Venerdì, 24 Novembre 2017

Ad Alfedena l'epopea di Bonatti

   ALFEDENA- Oltre 30 anni di viaggi alla scoperta dei luoghi meno conosciuti e impervi della terra, raccontando la passione per l'avventura insieme alla straordinaria professionalità di un grande alpinista, esploratore e fotografo.
    Il racconto per immagini della straordinaria esperienza di vita di Walter Bonatti è in mostra fino al 27 agosto nel borgo montanaro di Alfedena (Aq) ai piedi dei monti della Meta nella fascia di protezione esterna del Parco Nazionale di Abruzzo, Lazio e Molise.
    Promossa dalla locale Pro Loco con il patrocinio del Comune di Alfedena e in collaborazione con l'Associazione Sali d'Argento, "Walter Bonatti - Fotografie di un incontro con l'ignoto", curata da Gaetano Di Filippo, è ad ingresso gratuito. In 39 immagini ripercorre tappe fondamentali dell'attività dell'alpinista ed esploratore bergamasco, legate per lo più alla sua pluriennale esperienza di reporter e inviato molto speciale per il settimanale Epoca. Un percorso complesso ed emozionante che ne rivela attraverso le fotografie, la passione e l'impegno e soprattutto lo sguardo sul mondo. E offre una nuova occasione per esaminare da vicino la figura umana e professionale di Bonatti, nella sua poliedrica dimensione di esploratore e alpinista e di fotografo e narratore in prima persona delle sue imprese negli angoli più remoti della Terra: mondi lontani, affascinanti e insoliti per la maggior parte dei suoi affezionati lettori, raccontati da un personaggio altrettanto affascinante che attraverso le pagine di Epoca, ne ha invitate almeno tre generazioni a spingere lo sguardo verso orizzonti allora sconosciuti ai più.

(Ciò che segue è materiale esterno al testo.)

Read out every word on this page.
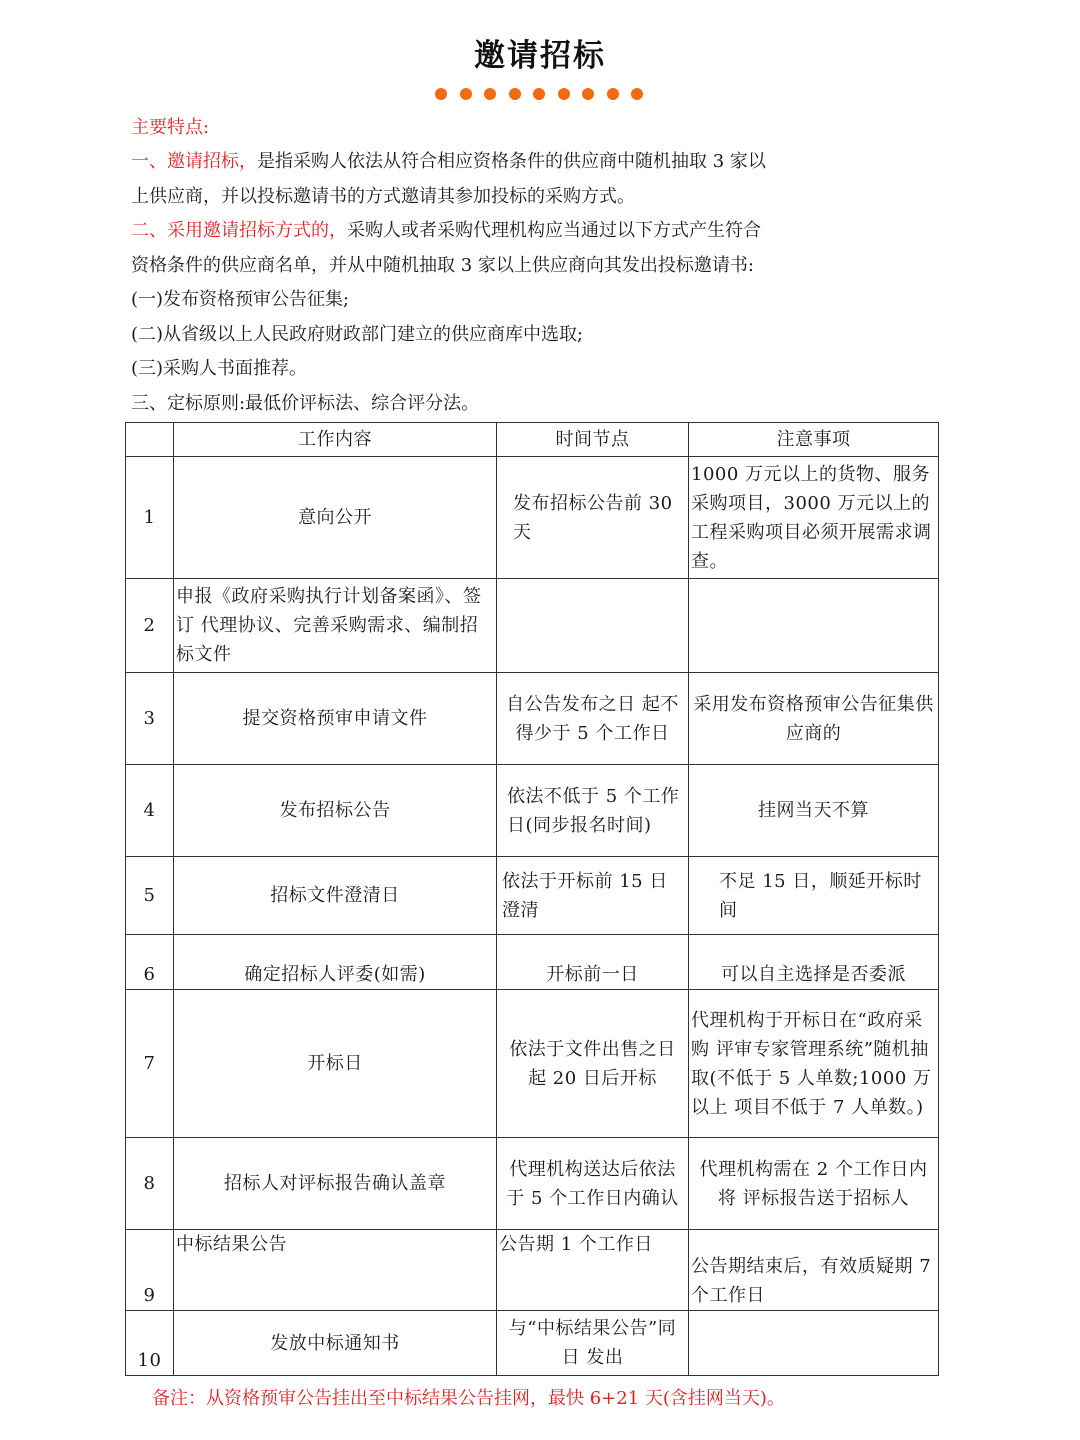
邀请招标
主要特点:
一、邀请招标，是指采购人依法从符合相应资格条件的供应商中随机抽取 3 家以
上供应商，并以投标邀请书的方式邀请其参加投标的采购方式。
二、采用邀请招标方式的，采购人或者采购代理机构应当通过以下方式产生符合
资格条件的供应商名单，并从中随机抽取 3 家以上供应商向其发出投标邀请书:
(一)发布资格预审公告征集;
(二)从省级以上人民政府财政部门建立的供应商库中选取;
(三)采购人书面推荐。
三、定标原则:最低价评标法、综合评分法。
	工作内容	时间节点	注意事项
1	意向公开	发布招标公告前 30 天	1000 万元以上的货物、服务采购项目，3000 万元以上的工程采购项目必须开展需求调查。
2	申报《政府采购执行计划备案函》、签订 代理协议、完善采购需求、编制招标文件		
3	提交资格预审申请文件	自公告发布之日 起不 得少于 5 个工作日	采用发布资格预审公告征集供 应商的
4	发布招标公告	依法不低于 5 个工作日(同步报名时间)	挂网当天不算
5	招标文件澄清日	依法于开标前 15 日澄清	不足 15 日，顺延开标时间
6	确定招标人评委(如需)	开标前一日	可以自主选择是否委派
7	开标日	依法于文件出售之日 起 20 日后开标	代理机构于开标日在“政府采购 评审专家管理系统”随机抽取(不低于 5 人单数;1000 万以上 项目不低于 7 人单数。)
8	招标人对评标报告确认盖章	代理机构送达后依法 于 5 个工作日内确认	代理机构需在 2 个工作日内将 评标报告送于招标人
9	中标结果公告	公告期 1 个工作日	公告期结束后，有效质疑期 7 个工作日
10	发放中标通知书	与“中标结果公告”同 日 发出	
备注：从资格预审公告挂出至中标结果公告挂网，最快 6+21 天(含挂网当天)。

    La mostra, versione ridotta e riorganizzata della più ampia "Walter Bonatti - Fotografie dai Grandi Spazi" organizzata da Contrasto e curata da Alessandra Mauro e Angelo Ponta, è stata realizzata grazie agli eredi di Walter Bonatti, che hanno consentito e favorito l'utilizzo delle immagini selezionate. Le immagini esposte fanno parte dell'Archivio Bonatti, donato dai suoi eredi al Museo nazionale della Montagna "Duca degli Abruzzi" di Torino.(ANSA).